Horan also admitted that the experimented handpass rule was not serving the purpose intended. It was scrapped at a Central Council meeting last Saturday, and will not be used in the leagues as had initially been planned.
The four other rules trialled during pre-season - the offensive/defensive mark, the 20m kickout, the mandatory forward sideline kick outside the 13m and the sin bin - will apply this spring, and other changes are being considered, including the outlawing of backpasses to the goalkeeper.
"Statistics were proving that the number of handpasses had dropped and foot passes increased," Horan said.
"People were making the point that the quality of the foot passing was predominantly just a substitution for hand passing, they were going sideways and they were going backwards.
"People alluded to the fact that while goals scored had remained somewhat similar, they felt that there was a drop in the amount of points scored.
"This debate went on, it was probably one of the longest Central Council meetings. It got a full, frank, open debate. Another factor that fell into the whole debate that referees found it an issue in terms of refereeing the matches.

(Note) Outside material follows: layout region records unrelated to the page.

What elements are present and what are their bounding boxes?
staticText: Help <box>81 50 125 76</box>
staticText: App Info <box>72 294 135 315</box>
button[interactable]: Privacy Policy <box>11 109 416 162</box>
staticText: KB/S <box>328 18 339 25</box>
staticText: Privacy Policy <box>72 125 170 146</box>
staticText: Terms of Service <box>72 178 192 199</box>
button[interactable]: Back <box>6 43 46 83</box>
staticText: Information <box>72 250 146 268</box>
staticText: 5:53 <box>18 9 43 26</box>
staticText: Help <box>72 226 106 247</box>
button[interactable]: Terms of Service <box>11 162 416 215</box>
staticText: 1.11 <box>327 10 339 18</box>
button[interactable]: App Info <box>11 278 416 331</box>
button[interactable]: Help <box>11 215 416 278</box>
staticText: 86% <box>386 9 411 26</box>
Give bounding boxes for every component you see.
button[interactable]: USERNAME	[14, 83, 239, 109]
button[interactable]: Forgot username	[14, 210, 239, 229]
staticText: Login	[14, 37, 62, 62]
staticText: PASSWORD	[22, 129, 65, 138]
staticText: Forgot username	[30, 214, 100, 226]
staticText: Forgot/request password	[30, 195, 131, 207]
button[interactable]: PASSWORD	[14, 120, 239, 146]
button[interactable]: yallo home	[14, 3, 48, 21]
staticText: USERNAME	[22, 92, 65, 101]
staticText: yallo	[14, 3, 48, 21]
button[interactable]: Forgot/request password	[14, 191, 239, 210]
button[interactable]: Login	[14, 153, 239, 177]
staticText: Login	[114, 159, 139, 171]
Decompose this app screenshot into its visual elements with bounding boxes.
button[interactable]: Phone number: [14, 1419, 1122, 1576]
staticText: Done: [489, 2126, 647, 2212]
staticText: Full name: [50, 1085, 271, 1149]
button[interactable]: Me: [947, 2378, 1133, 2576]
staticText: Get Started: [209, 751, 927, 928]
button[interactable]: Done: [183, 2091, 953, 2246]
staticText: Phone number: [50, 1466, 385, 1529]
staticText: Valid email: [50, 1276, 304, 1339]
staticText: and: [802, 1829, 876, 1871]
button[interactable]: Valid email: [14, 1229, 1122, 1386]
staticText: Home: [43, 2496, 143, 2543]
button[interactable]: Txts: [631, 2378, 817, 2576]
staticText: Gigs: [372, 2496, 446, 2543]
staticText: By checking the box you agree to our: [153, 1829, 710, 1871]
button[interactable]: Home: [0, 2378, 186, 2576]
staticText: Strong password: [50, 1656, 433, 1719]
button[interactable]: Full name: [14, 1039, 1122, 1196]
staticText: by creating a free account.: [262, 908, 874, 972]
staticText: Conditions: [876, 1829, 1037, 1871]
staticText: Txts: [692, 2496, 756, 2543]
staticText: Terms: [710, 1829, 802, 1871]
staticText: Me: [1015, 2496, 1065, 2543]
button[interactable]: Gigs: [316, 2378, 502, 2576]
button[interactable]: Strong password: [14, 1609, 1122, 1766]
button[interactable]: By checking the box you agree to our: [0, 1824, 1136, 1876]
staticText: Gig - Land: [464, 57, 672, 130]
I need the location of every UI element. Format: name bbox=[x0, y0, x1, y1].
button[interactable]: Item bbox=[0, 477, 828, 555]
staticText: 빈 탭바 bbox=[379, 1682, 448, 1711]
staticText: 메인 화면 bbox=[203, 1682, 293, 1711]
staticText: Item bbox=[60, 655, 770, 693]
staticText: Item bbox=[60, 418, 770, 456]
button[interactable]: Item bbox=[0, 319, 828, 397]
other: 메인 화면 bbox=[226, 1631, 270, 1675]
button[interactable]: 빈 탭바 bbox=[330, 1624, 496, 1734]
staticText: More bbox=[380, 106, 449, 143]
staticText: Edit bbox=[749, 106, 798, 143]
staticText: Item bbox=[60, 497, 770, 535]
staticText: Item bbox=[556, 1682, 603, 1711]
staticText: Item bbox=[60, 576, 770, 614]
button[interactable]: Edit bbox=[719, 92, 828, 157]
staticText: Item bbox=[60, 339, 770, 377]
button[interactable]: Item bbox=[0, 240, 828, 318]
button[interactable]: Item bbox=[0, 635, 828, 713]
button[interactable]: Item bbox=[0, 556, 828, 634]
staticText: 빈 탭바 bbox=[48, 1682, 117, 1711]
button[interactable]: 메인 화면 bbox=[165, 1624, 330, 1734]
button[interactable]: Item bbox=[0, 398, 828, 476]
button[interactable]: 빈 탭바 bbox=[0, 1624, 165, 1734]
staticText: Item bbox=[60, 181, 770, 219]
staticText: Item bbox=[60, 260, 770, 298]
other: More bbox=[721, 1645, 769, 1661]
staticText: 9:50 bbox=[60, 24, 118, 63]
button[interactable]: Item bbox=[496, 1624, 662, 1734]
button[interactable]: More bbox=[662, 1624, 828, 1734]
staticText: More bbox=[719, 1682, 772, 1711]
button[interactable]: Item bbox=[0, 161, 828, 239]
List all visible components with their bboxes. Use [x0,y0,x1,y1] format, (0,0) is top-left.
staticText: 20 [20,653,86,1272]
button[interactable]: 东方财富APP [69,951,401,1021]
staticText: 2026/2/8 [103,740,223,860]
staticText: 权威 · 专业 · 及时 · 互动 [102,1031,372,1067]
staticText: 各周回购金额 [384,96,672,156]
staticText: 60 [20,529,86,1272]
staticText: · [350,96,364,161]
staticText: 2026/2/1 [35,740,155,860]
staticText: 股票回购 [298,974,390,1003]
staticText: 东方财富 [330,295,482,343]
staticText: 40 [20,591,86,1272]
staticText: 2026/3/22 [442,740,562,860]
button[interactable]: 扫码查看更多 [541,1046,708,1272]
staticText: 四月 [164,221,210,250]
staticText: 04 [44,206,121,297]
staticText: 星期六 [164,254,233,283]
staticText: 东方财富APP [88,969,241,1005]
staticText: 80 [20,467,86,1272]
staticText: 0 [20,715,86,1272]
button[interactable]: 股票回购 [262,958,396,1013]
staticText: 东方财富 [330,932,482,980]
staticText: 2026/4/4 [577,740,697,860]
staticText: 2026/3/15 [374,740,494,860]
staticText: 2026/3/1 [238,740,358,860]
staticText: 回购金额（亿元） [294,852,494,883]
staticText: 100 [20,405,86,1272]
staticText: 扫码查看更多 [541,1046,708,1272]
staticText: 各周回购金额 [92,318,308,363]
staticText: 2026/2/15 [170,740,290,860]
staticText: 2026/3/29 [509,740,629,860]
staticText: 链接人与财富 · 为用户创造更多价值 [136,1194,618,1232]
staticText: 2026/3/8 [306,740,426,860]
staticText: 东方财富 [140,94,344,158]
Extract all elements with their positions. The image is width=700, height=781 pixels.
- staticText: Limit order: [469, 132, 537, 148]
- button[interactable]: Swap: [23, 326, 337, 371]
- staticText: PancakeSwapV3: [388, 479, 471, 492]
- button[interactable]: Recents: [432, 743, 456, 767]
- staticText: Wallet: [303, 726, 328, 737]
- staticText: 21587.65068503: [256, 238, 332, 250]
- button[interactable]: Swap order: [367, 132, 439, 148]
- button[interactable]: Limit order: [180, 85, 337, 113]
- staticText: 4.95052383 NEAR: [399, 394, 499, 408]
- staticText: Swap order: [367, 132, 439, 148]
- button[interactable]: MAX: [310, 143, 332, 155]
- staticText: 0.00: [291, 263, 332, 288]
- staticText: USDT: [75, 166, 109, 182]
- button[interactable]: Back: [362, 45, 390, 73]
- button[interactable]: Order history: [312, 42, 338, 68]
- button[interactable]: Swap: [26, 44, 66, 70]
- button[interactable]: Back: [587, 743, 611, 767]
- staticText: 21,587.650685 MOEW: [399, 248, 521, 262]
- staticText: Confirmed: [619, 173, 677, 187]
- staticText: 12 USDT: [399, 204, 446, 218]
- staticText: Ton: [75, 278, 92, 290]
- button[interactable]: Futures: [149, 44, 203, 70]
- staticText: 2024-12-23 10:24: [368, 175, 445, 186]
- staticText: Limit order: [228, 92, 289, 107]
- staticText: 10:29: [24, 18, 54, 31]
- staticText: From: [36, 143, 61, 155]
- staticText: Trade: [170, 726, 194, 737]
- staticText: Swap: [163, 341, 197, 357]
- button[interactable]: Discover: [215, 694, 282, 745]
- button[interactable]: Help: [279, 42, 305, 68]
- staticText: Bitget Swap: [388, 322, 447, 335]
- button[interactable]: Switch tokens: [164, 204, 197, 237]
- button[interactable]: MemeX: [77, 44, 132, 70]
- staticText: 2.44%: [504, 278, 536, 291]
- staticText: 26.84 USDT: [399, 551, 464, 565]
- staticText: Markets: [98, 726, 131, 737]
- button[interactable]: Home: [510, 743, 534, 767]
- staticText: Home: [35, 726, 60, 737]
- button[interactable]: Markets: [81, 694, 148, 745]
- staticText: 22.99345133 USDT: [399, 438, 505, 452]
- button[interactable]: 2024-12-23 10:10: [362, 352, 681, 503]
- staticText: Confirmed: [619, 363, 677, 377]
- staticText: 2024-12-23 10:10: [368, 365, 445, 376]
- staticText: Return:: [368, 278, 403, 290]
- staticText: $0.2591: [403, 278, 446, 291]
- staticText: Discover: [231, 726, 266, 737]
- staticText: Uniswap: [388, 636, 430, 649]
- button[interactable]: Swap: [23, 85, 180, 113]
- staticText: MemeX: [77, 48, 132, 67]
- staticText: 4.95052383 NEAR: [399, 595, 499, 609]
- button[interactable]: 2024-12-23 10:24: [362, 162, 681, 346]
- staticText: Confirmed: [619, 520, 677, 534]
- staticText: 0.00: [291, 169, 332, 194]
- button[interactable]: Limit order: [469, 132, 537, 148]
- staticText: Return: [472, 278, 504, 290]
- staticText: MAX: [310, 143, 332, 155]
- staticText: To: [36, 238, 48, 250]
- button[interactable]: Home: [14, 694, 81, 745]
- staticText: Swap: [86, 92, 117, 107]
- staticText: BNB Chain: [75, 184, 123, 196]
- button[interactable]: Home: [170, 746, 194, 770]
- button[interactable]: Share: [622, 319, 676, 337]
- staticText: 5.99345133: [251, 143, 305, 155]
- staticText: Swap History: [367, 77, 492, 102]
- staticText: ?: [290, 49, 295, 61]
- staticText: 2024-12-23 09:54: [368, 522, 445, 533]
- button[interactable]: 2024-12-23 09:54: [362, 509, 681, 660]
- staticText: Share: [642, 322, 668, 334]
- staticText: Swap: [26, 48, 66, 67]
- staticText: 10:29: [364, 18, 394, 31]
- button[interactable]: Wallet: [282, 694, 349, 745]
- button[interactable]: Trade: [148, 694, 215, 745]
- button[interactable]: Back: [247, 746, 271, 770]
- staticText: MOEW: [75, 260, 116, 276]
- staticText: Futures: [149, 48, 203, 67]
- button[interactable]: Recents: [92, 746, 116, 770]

"No sooner had they come out with their original proposals that people were talking about alternates to it, and one that was put out there was passing the balls back to the goalkeeper could be ruled out in terms of that would then take that overlap factor of the goalkeeper out of the game, and teams might push up more.
"It’s the one strong thing that came out of the debate. The one good thing that came out of this I think, this debate became very focused. We’d heard a lot of commentary on ‘football this, football that, football the other’. But there was no real focused debate.
"I think we’ve had a focused debate. We’ve come out stronger for it. I know originally, when it was discussed, there was five changes involved, I was concerned that five at one go was a bit much, because you wouldn’t really know which ones would have a particular impact on things.
"Even the other changes, we’ll have to wait and see how they evolve and how smart managers adapt to them. I’m not going to give them a few ideas, but there are people talking about a few things that might not work, because this might happen or that might happen."